J'ai de bonnes nouvelles pour vous: vous allez vous en remettre très vite.

Même si Facebook va sans doute légèrement modifier sa nouvelle apparence au cours des prochaines semaines -ces sites le font toujours - le réseau social géant ne va sûrement pas revenir à son look antérieur. Tout simplement parce qu'il mise sur un axiome du Web à la vérité éprouvée: les gens détestent toujours que leur site préféré change brusquement. Et beaucoup d'entre eux menacent de partir. Ils bluffent.

Contexte

Pour les lecteurs qui ne font pas partie de la horde des furieux, voici le contexte: ces dernières semaines, Facebook a réorganisé les pages d'accueil de ses membres afin que ceux-ci «partagent davantage de renseignements sur ce qui leur arrive» selon les termes de son fondateur, Mark Zuckerberg. Autrefois, Facebook utilisait un algorithme complexe pour rassembler les photos de vos amis ajoutées récemment, leurs notes et les mises à jour de leurs statuts pour les compiler en un petit résumé bien net sur votre page d'accueil. Mais les dirigeants de Facebook se sont laissés séduire par le service de microblogging Twitter, où les internautes partagent des informations en temps réel. Au début du mois, j'ai expliqué que, comme souvent dans la Silicon Valley, Facebook surestimait l'importance de l'immédiateté aux yeux de ses membres; tout le monde ne veut pas savoir ce que ses amis sont en train de faire, pile au moment où cela arrive. L'entreprise ne m'a pas écouté et sa nouvelle page d'accueil est essentiellement un Facebook twitterisé. Aujourd'hui, au lieu d'un résumé des dernières activités de vos amis, vous avez ce que Zuckerberg appelle un "stream"-un tableau chronologique mis à jour en continu qui affiche les moindres petites choses que font les membres de votre réseau.

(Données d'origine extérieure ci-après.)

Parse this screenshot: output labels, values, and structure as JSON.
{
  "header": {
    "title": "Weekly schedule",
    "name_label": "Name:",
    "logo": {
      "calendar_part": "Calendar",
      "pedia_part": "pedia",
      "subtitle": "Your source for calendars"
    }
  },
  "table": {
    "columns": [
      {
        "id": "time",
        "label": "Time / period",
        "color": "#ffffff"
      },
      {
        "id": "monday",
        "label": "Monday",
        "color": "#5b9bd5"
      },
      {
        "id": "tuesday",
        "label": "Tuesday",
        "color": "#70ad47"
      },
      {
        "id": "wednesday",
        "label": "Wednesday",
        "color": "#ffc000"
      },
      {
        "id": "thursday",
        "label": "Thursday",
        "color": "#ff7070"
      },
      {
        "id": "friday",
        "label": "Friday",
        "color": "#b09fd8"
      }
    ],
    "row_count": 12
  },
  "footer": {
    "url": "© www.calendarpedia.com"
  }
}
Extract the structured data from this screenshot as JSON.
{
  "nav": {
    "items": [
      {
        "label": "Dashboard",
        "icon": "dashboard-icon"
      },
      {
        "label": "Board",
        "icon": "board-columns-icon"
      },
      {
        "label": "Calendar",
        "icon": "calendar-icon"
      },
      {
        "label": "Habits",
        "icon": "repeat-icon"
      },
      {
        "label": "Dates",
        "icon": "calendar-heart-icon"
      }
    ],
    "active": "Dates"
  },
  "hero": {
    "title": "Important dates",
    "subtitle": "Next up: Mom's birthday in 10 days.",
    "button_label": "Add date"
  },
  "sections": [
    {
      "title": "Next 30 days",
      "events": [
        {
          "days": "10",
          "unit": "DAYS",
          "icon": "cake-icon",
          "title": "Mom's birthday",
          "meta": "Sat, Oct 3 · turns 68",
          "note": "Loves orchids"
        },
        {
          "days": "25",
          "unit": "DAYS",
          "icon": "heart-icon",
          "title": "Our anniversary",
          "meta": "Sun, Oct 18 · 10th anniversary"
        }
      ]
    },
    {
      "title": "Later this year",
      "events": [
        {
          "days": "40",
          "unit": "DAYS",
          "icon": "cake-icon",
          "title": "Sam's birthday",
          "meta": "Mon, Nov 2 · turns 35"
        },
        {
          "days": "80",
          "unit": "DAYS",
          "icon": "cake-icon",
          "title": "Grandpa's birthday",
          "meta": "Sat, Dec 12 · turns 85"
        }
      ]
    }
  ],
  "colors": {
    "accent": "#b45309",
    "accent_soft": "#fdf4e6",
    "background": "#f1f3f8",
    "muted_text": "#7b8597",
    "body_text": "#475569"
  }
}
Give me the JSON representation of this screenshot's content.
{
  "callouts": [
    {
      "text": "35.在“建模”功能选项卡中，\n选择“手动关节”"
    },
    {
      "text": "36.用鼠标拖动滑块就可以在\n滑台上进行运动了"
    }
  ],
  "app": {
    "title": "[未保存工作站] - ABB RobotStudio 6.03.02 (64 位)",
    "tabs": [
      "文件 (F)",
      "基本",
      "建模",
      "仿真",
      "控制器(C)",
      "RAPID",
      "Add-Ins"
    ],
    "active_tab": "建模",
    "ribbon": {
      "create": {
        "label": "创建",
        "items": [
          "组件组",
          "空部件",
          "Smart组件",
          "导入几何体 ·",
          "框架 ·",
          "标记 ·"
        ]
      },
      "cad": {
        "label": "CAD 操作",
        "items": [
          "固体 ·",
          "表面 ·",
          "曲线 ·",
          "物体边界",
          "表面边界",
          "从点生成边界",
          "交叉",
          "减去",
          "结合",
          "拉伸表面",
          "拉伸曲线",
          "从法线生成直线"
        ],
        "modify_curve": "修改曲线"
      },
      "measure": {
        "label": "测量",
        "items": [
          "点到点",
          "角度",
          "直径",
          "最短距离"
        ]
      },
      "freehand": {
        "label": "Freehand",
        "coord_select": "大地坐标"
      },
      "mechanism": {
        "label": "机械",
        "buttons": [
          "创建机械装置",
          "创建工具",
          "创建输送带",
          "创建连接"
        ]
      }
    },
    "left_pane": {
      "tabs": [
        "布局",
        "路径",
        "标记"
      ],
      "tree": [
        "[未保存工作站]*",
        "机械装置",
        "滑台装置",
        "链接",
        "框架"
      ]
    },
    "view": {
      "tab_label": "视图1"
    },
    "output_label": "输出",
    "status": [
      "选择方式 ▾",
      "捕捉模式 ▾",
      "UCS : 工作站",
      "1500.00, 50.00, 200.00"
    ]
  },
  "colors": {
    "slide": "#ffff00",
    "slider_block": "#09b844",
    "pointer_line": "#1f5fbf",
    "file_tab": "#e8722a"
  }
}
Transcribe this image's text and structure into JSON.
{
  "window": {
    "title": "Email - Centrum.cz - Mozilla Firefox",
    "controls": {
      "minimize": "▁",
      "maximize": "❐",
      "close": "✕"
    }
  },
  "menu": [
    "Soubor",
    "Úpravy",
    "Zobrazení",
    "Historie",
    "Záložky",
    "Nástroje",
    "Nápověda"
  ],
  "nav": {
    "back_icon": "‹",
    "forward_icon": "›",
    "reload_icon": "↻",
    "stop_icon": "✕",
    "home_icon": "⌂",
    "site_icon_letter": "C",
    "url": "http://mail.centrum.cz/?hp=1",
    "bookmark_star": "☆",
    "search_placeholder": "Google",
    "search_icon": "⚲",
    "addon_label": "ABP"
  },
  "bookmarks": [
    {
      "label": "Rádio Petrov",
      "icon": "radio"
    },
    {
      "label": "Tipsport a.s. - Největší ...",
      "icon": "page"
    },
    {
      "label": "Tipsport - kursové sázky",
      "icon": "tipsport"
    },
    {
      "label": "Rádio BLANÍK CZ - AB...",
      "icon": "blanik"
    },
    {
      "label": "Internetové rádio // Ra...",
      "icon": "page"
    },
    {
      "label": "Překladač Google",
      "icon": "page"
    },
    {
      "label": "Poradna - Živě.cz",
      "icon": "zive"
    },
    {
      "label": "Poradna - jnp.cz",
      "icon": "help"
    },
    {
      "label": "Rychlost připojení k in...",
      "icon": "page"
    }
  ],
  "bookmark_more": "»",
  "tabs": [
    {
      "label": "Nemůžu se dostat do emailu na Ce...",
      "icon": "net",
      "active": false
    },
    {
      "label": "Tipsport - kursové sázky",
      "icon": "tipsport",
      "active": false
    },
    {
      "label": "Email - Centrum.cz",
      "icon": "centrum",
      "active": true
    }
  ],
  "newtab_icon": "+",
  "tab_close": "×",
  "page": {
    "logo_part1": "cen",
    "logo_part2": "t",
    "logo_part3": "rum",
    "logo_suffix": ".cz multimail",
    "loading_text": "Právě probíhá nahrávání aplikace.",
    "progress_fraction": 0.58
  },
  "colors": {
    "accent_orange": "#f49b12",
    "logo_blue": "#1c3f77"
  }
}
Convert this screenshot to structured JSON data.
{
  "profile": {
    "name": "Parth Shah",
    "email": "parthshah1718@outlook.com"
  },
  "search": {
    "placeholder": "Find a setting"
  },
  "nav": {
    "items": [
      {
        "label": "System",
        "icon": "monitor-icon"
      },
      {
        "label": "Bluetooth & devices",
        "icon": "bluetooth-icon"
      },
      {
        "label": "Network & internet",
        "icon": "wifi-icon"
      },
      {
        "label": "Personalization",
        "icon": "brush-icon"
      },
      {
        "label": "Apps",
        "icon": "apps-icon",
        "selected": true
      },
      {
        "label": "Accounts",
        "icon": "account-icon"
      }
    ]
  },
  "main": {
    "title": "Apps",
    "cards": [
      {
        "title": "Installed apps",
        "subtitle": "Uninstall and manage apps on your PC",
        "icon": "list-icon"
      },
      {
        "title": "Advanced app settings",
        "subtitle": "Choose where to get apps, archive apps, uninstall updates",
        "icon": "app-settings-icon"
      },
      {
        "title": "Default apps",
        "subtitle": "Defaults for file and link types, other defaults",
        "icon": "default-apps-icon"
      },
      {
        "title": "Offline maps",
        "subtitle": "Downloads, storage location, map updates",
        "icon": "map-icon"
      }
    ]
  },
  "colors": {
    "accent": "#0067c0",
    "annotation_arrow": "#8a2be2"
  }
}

A chaque fois que vous actualisez la page d'accueil, de nouvelles informations apparaissent. Beaucoup n'ont pas grand intérêt, et le stream se renouvelle si rapidement que le peu de contenu un minimum intéressant est noyé par des choses qui ne le sont pas. La conséquence est qu'on a l'impression de participer à une fête où l'on ne peut pas choisir avec qui discuter -où l'on est obligé d'écouter les conversations de tout le monde, ce qui est presque aussi inutile que de n'écouter personne.

Personne n'aime...

Lors d'un sondage sur le site, plus d'un million de personnes -soit 94 % des sondés -se sont plaintes de ne pas supporter cette nouvelle apparence. Moi aussi j'ai voté contre. Je ne veux pas nécessairement revenir à l'ancienne version, mais je crois que Facebook devrait chercher un meilleur équilibre entre montrer ce qui se passe dans l'immédiat et ce qui vous intéresse. Le gros de la page devrait être réservé à ce qui s'est passé dans les 24 heures, avec seulement une petite partie réservée aux événements immédiats.

Et pourtant...

Pourtant, je ne suis pas vraiment sûr que mon ressenti soit authentique. Quand un site aussi populaire que Facebook opère un changement de cette ampleur, il est difficile de savoir si votre réaction négative immédiate reflète de réelles inquiétudes. En virevoltant sur le Web tous les jours, nous nous attachons à la configuration de nos sites préférés. Nous prenons l'habitude de développer certaines interactions, et notre façon de bouger la souris ou de tapoter sur le clavier est ancrée dans notre mémoire musculaire. Les changements de design nous chamboulent.

Mais nous finissons par nous y faire. Au cours des prochaines semaines, vous serez de plus en plus à l'aise avec le nouveau Facebook. Vous découvrirez le moyen le plus simple d'aller vers le contenu qui vous convient le mieux, et vous apprendrez à apprivoiser le bruit produit par tous les membres de votre réseau (le site vous permet de bloquer les mises à jour de certaines personnes sur votre page d'accueil ; avec le temps, on peut penser que Facebook ajoutera des méthodes de filtrage plus fines). Bientôt, vous aurez oublié une grande partie de ce qui vous plaisait dans l'ancien site. Dans un mois ou deux, vous vous sentirez chez vous dans le nouveau Facebook.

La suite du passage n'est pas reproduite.